Combining autoencoder neural network and Bayesian inversion algorithms
to estimate heterogeneous fracture permeability in enhanced geothermal
reservoirs
Abstract
While hydraulic fracturing is widely used to enhance the permeability of
deep geothermal, gas and oil reservoirs, it remains challenging to infer
the heterogeneous distribution of permeability in the fractured zone.

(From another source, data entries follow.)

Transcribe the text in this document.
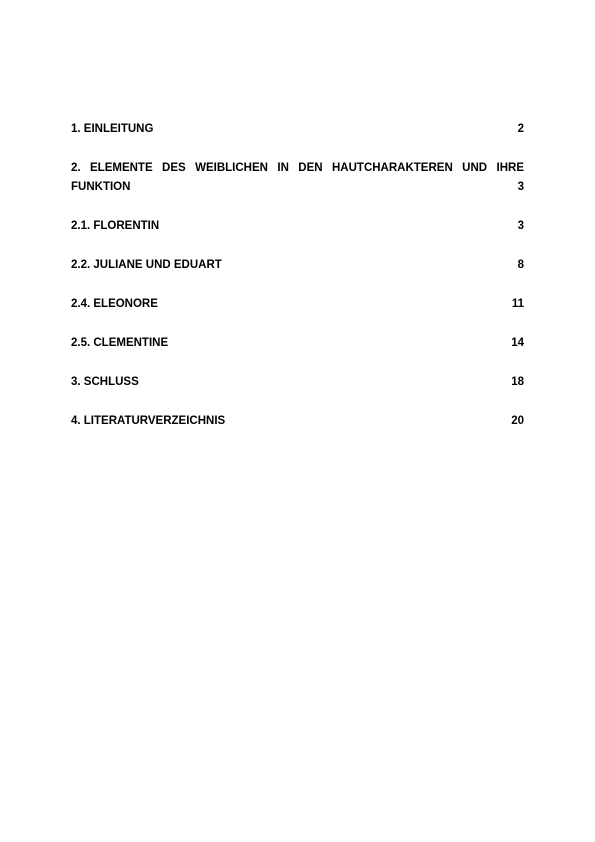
1. EINLEITUNG	2
2. ELEMENTE DES WEIBLICHEN IN DEN HAUTCHARAKTEREN UND IHRE
FUNKTION	3
2.1. FLORENTIN	3
2.2. JULIANE UND EDUART	8
2.4. ELEONORE	11
2.5. CLEMENTINE	14
3. SCHLUSS	18
4. LITERATURVERZEICHNIS	20
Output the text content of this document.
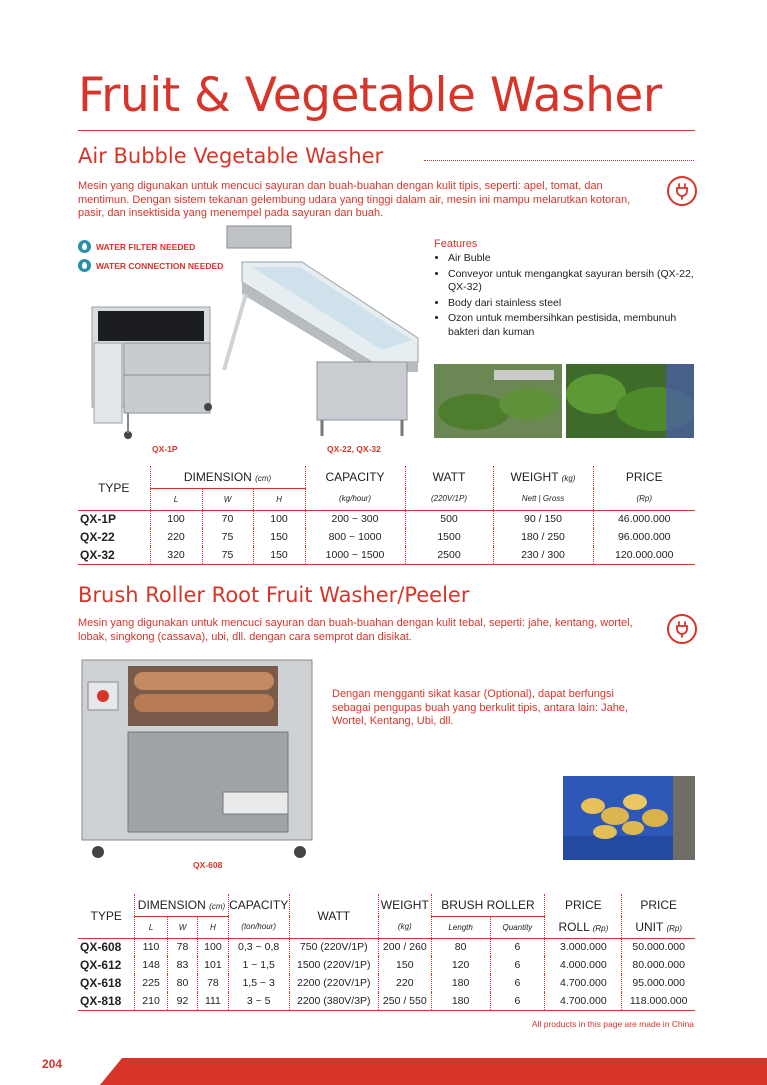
Fruit & Vegetable Washer
Air Bubble Vegetable Washer
Mesin yang digunakan untuk mencuci sayuran dan buah-buahan dengan kulit tipis, seperti: apel, tomat, dan mentimun. Dengan sistem tekanan gelembung udara yang tinggi dalam air, mesin ini mampu melarutkan kotoran, pasir, dan insektisida yang menempel pada sayuran dan buah.
WATER FILTER NEEDED
WATER CONNECTION NEEDED
QX-1P	QX-22, QX-32
Features
• Air Buble
• Conveyor untuk mengangkat sayuran bersih (QX-22, QX-32)
• Body dari stainless steel
• Ozon untuk membersihkan pestisida, membunuh bakteri dan kuman
TYPE	DIMENSION (cm)			CAPACITY	WATT	WEIGHT (kg)	PRICE
	L	W	H	(kg/hour)	(220V/1P)	Nett | Gross	(Rp)
QX-1P	100	70	100	200 ~ 300	500	90 / 150	46.000.000
QX-22	220	75	150	800 ~ 1000	1500	180 / 250	96.000.000
QX-32	320	75	150	1000 ~ 1500	2500	230 / 300	120.000.000
Brush Roller Root Fruit Washer/Peeler
Mesin yang digunakan untuk mencuci sayuran dan buah-buahan dengan kulit tebal, seperti: jahe, kentang, wortel, lobak, singkong (cassava), ubi, dll. dengan cara semprot dan disikat.
QX-608
Dengan mengganti sikat kasar (Optional), dapat berfungsi sebagai pengupas buah yang berkulit tipis, antara lain: Jahe, Wortel, Kentang, Ubi, dll.
TYPE	DIMENSION (cm)			CAPACITY	WATT	WEIGHT	BRUSH ROLLER		PRICE	PRICE
	L	W	H	(ton/hour)		(kg)	Length	Quantity	ROLL (Rp)	UNIT (Rp)
QX-608	110	78	100	0,3 ~ 0,8	750 (220V/1P)	200 / 260	80	6	3.000.000	50.000.000
QX-612	148	83	101	1 ~ 1,5	1500 (220V/1P)	150	120	6	4.000.000	80.000.000
QX-618	225	80	78	1,5 ~ 3	2200 (220V/1P)	220	180	6	4.700.000	95.000.000
QX-818	210	92	111	3 ~ 5	2200 (380V/3P)	250 / 550	180	6	4.700.000	118.000.000
All products in this page are made in China
204
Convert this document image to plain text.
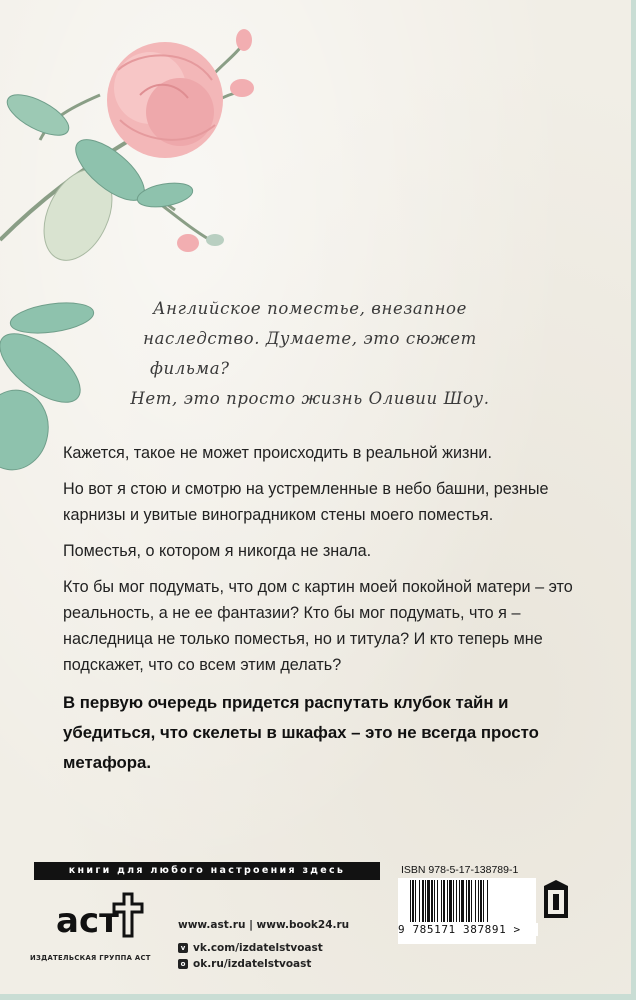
Английское поместье, внезапное

наследство. Думаете, это сюжет

фильма?

Нет, это просто жизнь Оливии Шоу.

Кажется, такое не может происходить в реальной жизни.

Но вот я стою и смотрю на устремленные в небо башни, резные карнизы и увитые виноградником стены моего поместья.

Поместья, о котором я никогда не знала.

Кто бы мог подумать, что дом с картин моей покойной матери – это реальность, а не ее фантазии? Кто бы мог подумать, что я – наследница не только поместья, но и титула? И кто теперь мне подскажет, что со всем этим делать?

В первую очередь придется распутать клубок тайн и убедиться, что скелеты в шкафах – это не всегда просто метафора.

книги для любого настроения здесь
аст
ИЗДАТЕЛЬСКАЯ ГРУППА АСТ
www.ast.ru | www.book24.ru
v vk.com/izdatelstvoast
o ok.ru/izdatelstvoast
ISBN 978-5-17-138789-1
9 785171 387891 >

Typically, a limited number of boreholes are available at which
reservoir imaging and tracer testing can be conducted. The number of
observations is often far fewer than the number of estimable
permeabilities, making model inversion ill-posed. To overcome this
problem, this study combined the autoencoder neural network (a deep
learning approach) with Bayesian inversion algorithm (using Markov Chain
Monte Carlo, MCMC sampling) to estimate permeability in the enhanced
geothermal reservoir, based on a single-well-injection-withdrawal test
(SWIW). The autoencoder neural network was used to reduce parameter
dimensionality into low-dimension codes by four orders of magnitude,
while MCMC sampling was used to update the low-dimension codes according
to the SWIW observations. The spatial distribution of permeability was
then reconstructed from these low-dimension codes using the original
autoencoder neural network. Application of the approach to a synthetic
enhanced geothermal system demonstrated that the methodology achieved
rapid stabilization of the Bayesian inversion. When the root mean square
error (RMSE) between modelled and observed borehole temperature and flow
rate values was less than unity, estimated permeability values were
comparable to the synthetic reference case, with a mean square error
lower than 0.001 mD. The combination of the deep-learning based
dimension reduction technique and Bayesian inversion algorithm allow the
estimate of permeability distribution in deep artificial reservoirs
based on limited number of boreholes.